Professor Yemi Osinbajo, SAN: Jurist, public administrator, and statesman

By Akin A. Ajose-Adeogun.

OsinbajoI first met Professor Yemi Osinbajo, SAN, in January, 1971, when I entered secondary school. Although he was just two years ahead of me, he was already highly regarded by both students and the teaching staff on account of the fact that he was a diligent and dignified student. He also possessed the prestige that came from being known nationally as a first-rate and accomplished school debating champion in the early 1970s. I lost touch with him, from 1975, for a long time, but did not fail to hear of his reputation as a brilliant and perceptive jurist on the Faculty of Law of the University of Lagos, where he was similarly highly respected and liked by his colleagues and students.

I restored my links with him when he emerged as the attorney-general, and therefore my boss in the Lagos State Ministry of Justice, in Governor Bola Tinubu’s reforming administration in 1999. It was in this position that I came to observe him closely as a man, lawyer, and public servant. A profound and distinguished lawyer, he has few, if any, peers as an advocate at the Bar today. It is also my opinion that he was the most reform-minded attorney-general in Nigeria’s history. With the able support of another able and resourceful public servant and profound and distinguished lawyer, our then solicitor-general, Fola Arthur-Worrey, and drawing from the earlier pioneering work of Justice S.O. Ilori, a former chief judge of Lagos, and one of the most brilliant legal minds that adorned the Nigerian bench, he revolutionised practice and procedure in the Lagos High Court (their reforms became a model); he considerably expanded legal aid, bringing legal services within the reach of many indigent citizens; raised the conditions of service of the Lagos judiciary to a level unparalleled elsewhere; renovated, built, and equipped with modern gadgetry (bringing them into the modern age), courts all across the State; incorporated alternative dispute resolution into the administration of justice in Lagos, added important legislation to the statute roll, etc.

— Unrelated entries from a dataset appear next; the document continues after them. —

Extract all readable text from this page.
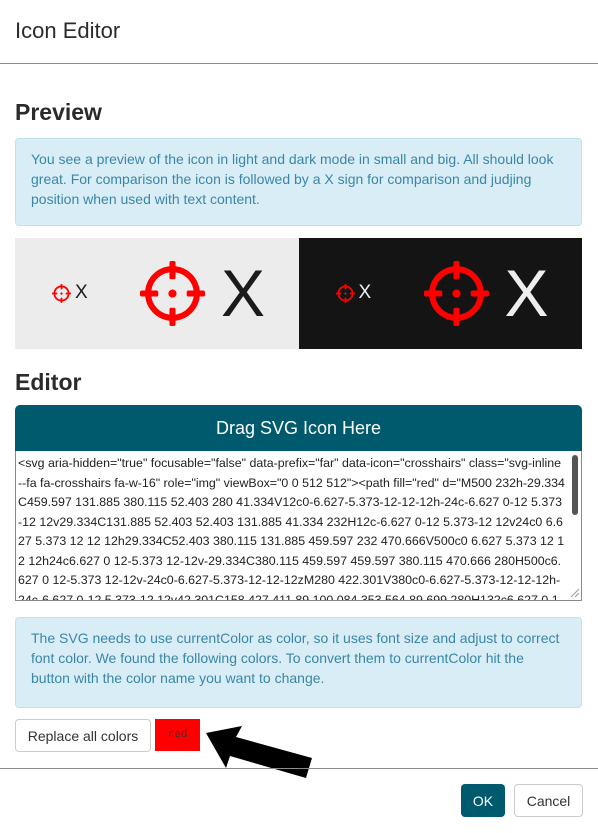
Icon Editor
Preview
You see a preview of the icon in light and dark mode in small and big. All should look great. For comparison the icon is followed by a X sign for comparison and judjing position when used with text content.
X X	X X
Editor
Drag SVG Icon Here
<svg aria-hidden="true" focusable="false" data-prefix="far" data-icon="crosshairs" class="svg-inline--fa fa-crosshairs fa-w-16" role="img" viewBox="0 0 512 512"><path fill="red" d="M500 232h-29.334C459.597 131.885 380.115 52.403 280 41.334V12c0-6.627-5.373-12-12-12h-24c-6.627 0-12 5.373-12 12v29.334C131.885 52.403 52.403 131.885 41.334 232H12c-6.627 0-12 5.373-12 12v24c0 6.627 5.373 12 12 12h29.334C52.403 380.115 131.885 459.597 232 470.666V500c0 6.627 5.373 12 12 12h24c6.627 0 12-5.373 12-12v-29.334C380.115 459.597 459.597 380.115 470.666 280H500c6.627 0 12-5.373 12-12v-24c0-6.627-5.373-12-12-12zM280 422.301V380c0-6.627-5.373-12-12-12h-24c-6.627 0-12 5.373-12 12v42.301C158.427 411.89 100.084 353.564 89.699 280H132c6.627 0 12-5.373 12-12v-24c0-6.627-5.373-12-12-12H89.699C100.11 158.427 158.436 100.084 232 89.699V132c0 6.627 5.373 12 12 12h24c6.627 0 12-5.373 12-12V89.699C353.573 100.11 411.916 158.436 422.301 232H380c-6.627 0-12 5.373-12 12v24c0 6.627 5.373 12 12 12h42.301C411.89 353.573 353.564 411.916 280 422.301zM288 256c0 17.673-14.327 32-32 32s-32-14.327-32-32c0-17.673 14.327-32 32-32s32 14.327 32 32z"></path></svg>
The SVG needs to use currentColor as color, so it uses font size and adjust to correct font color. We found the following colors. To convert them to currentColor hit the button with the color name you want to change.
Replace all colors	red
OK	Cancel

However, some have still criticised his nomination (as vice presidential candidate) on the ground that he was never a state governor and is a political neophyte. I find this rather amusing, as I know of few people who possess his knowledge or understanding of our constitutional history, political evolution, contemporary political issues, or, most importantly, of the great issues on which the future of this country turn. I, therefore, believe that his input into Nigerian public life is likely to be in the tradition of past politico-legal greats such as FRA Williams, Bode Thomas, Adeyemi Lawson, Udo Udoma, Wenike Briggs, Justice Dan Ibekwe, etc. His entry into public life is, like those of the aforementioned greats of yesteryear, a boon to the life of this nation, for it brings once more to the art of politics and public service the benefit of a profound intellect which is a rich seam of ideas and knowledge. The contributions of great legal minds to public service has a long and distinguished history as the great careers of Cardinal Wolsey, Thomas More, Nottingham, Hardwicke, Eldon, and Haldane in the UK; the great New Deal lawyers, Benjamin V. Cohen and Thomas Corcoran,  in the USA; and Norman Manley, in the West Indies, illustrate. What this nation needs, particularly at this time, is less of the narrowness, partisanship, and meaness that has characterized our politics for far too long, and more in the way of ideas and independent critical thinking. It is in this light, therefore, that I have never quite understood the argument about the imagined political constraints that militate against his appointment to high political office. But then, I have never found, in all my years, that criticism is ever inhibited by ignorance.